• Burundi booted out the experts as the country prepares to go to the polls on Wednesday to choose a new president, parliamentarians and local officials.
• The landlocked African country of some 11 million has officially registered 27 cases of Covid-19 and one death, according to the latest WHO figures.
UN investigators said Thursday they deeply regretted Burundi’s expulsion of World Health Organization experts who were supporting the country’s response to the coronavirus pandemic.
Burundi booted out the experts as the country prepares to go to the polls on Wednesday to choose a new president, parliamentarians and local officials.
The UN Commission of Inquiry on Burundi said in a statement that it “deeply regretted the recent decision by the government to declare persona non grata the country representative of WHO and three of its experts”.
The investigators, tasked by the United Nations Human Rights Council with probing alleged violations and abuses in the country since 2015, also voiced their concerns about the authorities’ decision not to apply WHO recommendations on physical distancing “to prevent the spread of the coronavirus during the electoral campaign.”
Burundi’s foreign ministry, in a letter to the WHO’s Africa headquarters and seen by AFP on Wednesday, said the UN agency’s representative in Burundi and his three colleagues “are declared persona non grata and as such, must leave the territory of Burundi” by Friday.
A Burundian official told AFP on condition of anonymity: “They are expelled and the health minister has totally excluded WHO, accusing it of unacceptable interference in its management of the coronavirus.”
The landlocked African country of some 11 million has officially registered 27 cases of Covid-19 and one death, according to the latest WHO figures.
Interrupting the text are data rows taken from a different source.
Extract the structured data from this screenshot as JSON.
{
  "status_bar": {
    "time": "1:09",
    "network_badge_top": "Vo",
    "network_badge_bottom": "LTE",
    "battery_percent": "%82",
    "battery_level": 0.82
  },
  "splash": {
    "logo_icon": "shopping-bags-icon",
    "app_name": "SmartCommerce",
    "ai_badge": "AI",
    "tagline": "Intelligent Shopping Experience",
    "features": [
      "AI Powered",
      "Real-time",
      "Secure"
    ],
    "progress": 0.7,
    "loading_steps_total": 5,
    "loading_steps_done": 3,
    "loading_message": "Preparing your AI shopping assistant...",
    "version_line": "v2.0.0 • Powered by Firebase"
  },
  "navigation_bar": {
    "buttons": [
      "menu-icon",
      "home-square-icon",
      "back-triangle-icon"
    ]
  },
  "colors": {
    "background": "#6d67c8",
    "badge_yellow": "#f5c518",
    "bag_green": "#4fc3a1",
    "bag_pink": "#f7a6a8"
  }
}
The UN commission said it was “alarmed by the numerous acts of violence and human rights violations during the electoral campaign” and urged all sides to step up efforts to find a peaceful resolution of election-related tensions.
The body voiced its concern over an electoral process “marred by violent clashes between members of the contending political parties and numerous arrests of political opponents, while persons close to the ruling party continue to enjoy near total impunity for their abuses.”
The commission said it was worried that the conduct of the elections could trigger a “new and deeper cycle of political violence” once the results are announced on June 4.
The three-person UN commission was established in 2016 and is charged with identifying alleged perpetrators of human rights violations and abuses in Burundi with a view to ensuring full accountability.
The country has been in crisis since 2015, when President Pierre Nkurunziza ran for a third term and was re-elected in a vote boycotted by most of the opposition.
At least 1,200 people were killed and more than 400,000 displaced in violence between April 2015 and May 2017 that the UN says was mostly carried out by state security forces.
But in a surprise development, Nkurunziza announced in 2018 that he would not stand for election in 2020, confounding critics who accused him of working to extend his grip on power.